Factba.se is a project that aims to track every word from Donald Trump available, from speeches and interviews to Facebook posts and his vast catalogue of tweets. Since the project began three years ago, the team have collected over 1,000 hours of video and transcribed over 10,594,000 words from 1976 until now. To do this, CEO of FactSquared Bill Frischling created Margaret, an AI bot for transcription.
Frischling tried his AI bot on a short section of a Trump speech commemorating the anniversary of the Battle of the Coral Sea. The speech – with all of Trump's syntax, mannerisms, sub-clauses within subclauses that make up his distinctive style – caused Margaret to crash almost instantly.
"It was still trying to punctuate it like it was English," Frischling explained to The Los Angeles Times, "versus trying to punctuate it like it was Trump."
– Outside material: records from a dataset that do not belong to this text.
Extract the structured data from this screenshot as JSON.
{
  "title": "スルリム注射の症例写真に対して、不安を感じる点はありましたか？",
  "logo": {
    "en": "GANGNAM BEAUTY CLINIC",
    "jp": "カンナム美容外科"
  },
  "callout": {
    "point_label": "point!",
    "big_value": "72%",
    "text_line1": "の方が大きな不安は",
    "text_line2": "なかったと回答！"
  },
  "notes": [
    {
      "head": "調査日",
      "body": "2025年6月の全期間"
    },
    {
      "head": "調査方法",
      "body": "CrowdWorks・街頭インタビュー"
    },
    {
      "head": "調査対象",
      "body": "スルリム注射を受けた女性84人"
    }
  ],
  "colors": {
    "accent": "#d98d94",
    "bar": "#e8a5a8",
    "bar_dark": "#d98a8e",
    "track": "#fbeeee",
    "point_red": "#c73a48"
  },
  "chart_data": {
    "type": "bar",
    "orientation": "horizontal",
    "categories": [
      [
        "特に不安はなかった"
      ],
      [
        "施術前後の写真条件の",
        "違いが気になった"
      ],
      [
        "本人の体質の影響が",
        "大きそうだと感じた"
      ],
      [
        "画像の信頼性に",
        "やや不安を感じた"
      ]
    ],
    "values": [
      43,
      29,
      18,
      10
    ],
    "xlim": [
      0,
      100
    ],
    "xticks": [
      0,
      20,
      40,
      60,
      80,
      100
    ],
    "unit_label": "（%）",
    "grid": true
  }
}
To solve the problem, he had to make it un-learn English grammar and usual syntax, and instead learn Trump's patterns of speech. Though the tool is primarily used to compile, without analysis or spin, a database of everything Trump has said, the tool can be used to learn more about Trump's behavior. The tool monitors not just his speech but his mannerisms and compares what he's saying against independent fact checks in order to determine whether he's telling the truth or not.
For instance, Frishling told The Los Angeles Times that Trump doesn't appear stressed when he's lying. He also slows down his speech from 220 words per minute (the national average is around 110 to 150 words per minute) to 111 words when he reads from a teleprompter. According to Frishling, the bot can spot when Trump is genuinely angry verse pretending to be by how tersely he speaks and how he gesticulates with his arms (less waving of the arms indicates he's mad).
This isn't the first bot to analyze Trump's unique style of talking and writing, though it appears to be the one that's taken in the most of his words. One AI bot back in 2016 even attempted to tweet out tweets in his style, under the Twitter handle DeepDrumpf. The creator of that bot said that he was inspired by a bot that had been trained to create quotes in the style of Shakespeare and thought that it would be easier to apply to Trump due to a report that claimed Trump speaks at an elementary school level, Quartz reports.
The results were tweets that, though they mimic his patterns to a certain extent, were non-sensical and probably could have benefited from accessing the entire Factba.se database.